If, like me, you can just as easily curl up with a horticultural book as a good novel, here’s some of my favourites that as a flower farmer I wouldn’t be without:
This book is never far from my side and I’d highly recommend it to anyone growing flowers at any level. It is also beautifully illustrated – you won’t be able to put it down.
From the blub: “Rachel Siegfried, owner of the celebrated Green & Gorgeous flower farm, began her career as an estate gardener and in this book she shares her selection of 130 rigorously trialled plants and her garden-led philosophy that together bring such exceptional results. Her exquisite arrangements capture the essence each plant making the most of characterful twists and tendrils, testament to years of expert botanical observation and hands in the soil.”
The Garden Jungle: or Gardening to Save the Planet, Dave Goulson
It’s hard to suggest just one of Dave Goulson’s books to recommend. I’ve picked this as a starter but he’s written many more on the role of bees and other insects in maintaining a stable ecology.
In ‘The Garden Jungle’, Dave gives us an insight into the fascinating and sometimes weird lives of worms, woodlice, centipedes, flies, silverfish, wasps, beetles, mice, shrews and more… taking us burrowing into the compost heap, digging under the lawn and diving into the garden pond. He explains how our lives and ultimately the fate of humankind are inextricably intertwined with these unappreciated heroes of the natural world.
Everlastings: How to Grow, Harvest and Create with Dried Flowers
by Bex Partridge
She is not only a font of knowledge on how to grow and harvest flowers for drying but a skilled and sublime artist who has helped to make dried flowers chic and contemporary for the 21st century.
Everlastings was Bex’s first book and gives practical advice on how to pick flowers both at your home and outdoors, followed by 20 projects to try at home. She also shares her knowledge of the ecological benefits of dried flowers and includes tips throughout the book on keeping arrangements looking fresh.
Your One Wild and Precious Life, Dr Maureen Gaffney
I know I’m not alone in switching career later in life. In fact, Horticulture seems to be a popular choice in general for career changers over 40. Could it be that, as the years go by faster and faster and we start questioning what we’re going to do with the rest of our time on this earth, being up close to nature resonates with our core humanity? Your One Wild and Precious Life is one of the books I read whilst transitioning from the world of Sales and Marketing to that of a Flower Farmer, Trainer and Mentor.
Psychologist Dr Gaffney uses ground-breaking research to encourage the reader to take stock and figure out how to make the best of every precious moment of the rest of your life.
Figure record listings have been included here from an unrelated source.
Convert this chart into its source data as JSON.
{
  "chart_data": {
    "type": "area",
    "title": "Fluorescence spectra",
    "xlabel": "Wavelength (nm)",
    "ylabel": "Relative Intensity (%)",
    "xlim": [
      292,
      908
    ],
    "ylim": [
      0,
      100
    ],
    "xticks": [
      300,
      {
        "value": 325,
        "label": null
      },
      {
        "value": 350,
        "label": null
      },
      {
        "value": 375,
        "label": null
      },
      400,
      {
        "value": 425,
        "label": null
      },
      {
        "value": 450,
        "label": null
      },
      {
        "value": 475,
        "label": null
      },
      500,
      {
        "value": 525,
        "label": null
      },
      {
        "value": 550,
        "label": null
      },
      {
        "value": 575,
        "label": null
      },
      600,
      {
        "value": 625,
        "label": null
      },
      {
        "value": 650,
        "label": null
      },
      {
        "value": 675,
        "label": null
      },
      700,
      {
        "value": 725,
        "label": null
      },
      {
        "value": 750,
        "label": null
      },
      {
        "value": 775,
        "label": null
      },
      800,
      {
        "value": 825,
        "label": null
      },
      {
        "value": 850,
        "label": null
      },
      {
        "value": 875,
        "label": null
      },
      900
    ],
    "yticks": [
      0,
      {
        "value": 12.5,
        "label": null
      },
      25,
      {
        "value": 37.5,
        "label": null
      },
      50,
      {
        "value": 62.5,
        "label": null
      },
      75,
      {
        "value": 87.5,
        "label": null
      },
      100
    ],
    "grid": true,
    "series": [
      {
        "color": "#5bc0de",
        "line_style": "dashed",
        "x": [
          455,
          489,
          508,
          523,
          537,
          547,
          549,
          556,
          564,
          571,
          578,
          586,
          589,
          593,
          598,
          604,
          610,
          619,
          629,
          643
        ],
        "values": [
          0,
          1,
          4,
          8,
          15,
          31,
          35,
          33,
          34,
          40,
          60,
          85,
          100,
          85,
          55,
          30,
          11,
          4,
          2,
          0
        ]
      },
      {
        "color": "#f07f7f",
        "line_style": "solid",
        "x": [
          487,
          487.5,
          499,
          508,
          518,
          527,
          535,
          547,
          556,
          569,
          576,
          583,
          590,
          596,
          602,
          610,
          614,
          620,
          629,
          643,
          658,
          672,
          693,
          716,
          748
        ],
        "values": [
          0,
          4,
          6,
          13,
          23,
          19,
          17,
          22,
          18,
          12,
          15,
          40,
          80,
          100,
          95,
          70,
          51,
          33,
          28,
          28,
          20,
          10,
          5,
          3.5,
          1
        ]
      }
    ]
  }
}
I found this book very practical and in tune with where I was at the time but I’ve also loaned it to younger and older friends – a book for any age.
The Edible Flower Garden: From Garden to Kitchen, Kathy Brown
Looking for a new cookbook?
Writing this blog and the fact that there are so many flowers available to pick right now, has prompted me to open this book again. Kathy gives a comprehensive guide to choosing, growing and cooking edible flowers and there’s also an introductory history of edible flowers.
Warning: the photography by Michelle Garrett will have you salivating and wanting to get cooking or mixing! You can preview the book on the publisher’s website here.
Seed to Vase: A collection of stories, Roz Chandler
Yes, this was my first published book and I make no apologies for including it here. You may recognise ‘Seed to Vase’ as the title of our annual 8-month cut flower growing course. The 2020 course began in February of that year when life in the UK and around the world was soon to take a long and hard route ‘off piste’ thanks to the Covid-19 pandemic.
This book details the lives and experiences of some of our Seed to Vase members during that time. In the Seed to Vase community they found inspiration and confidence, regardless of their initial reasons for joining the course. Their stories include accounts of bereavement, sadness, joy and laughter during a time of unknowns when many people rediscovered nature and the simple joys in life.
Meanwhile, the Seed to Vase course has continued to run from February to September each year. Join the waitlist for more information on the 2024 course.
I hope that you’ll be inspired to buy or borrow some of the books I’ve suggested here. Do add your own suggestions below – they don’t have to be flower or horticulture-related!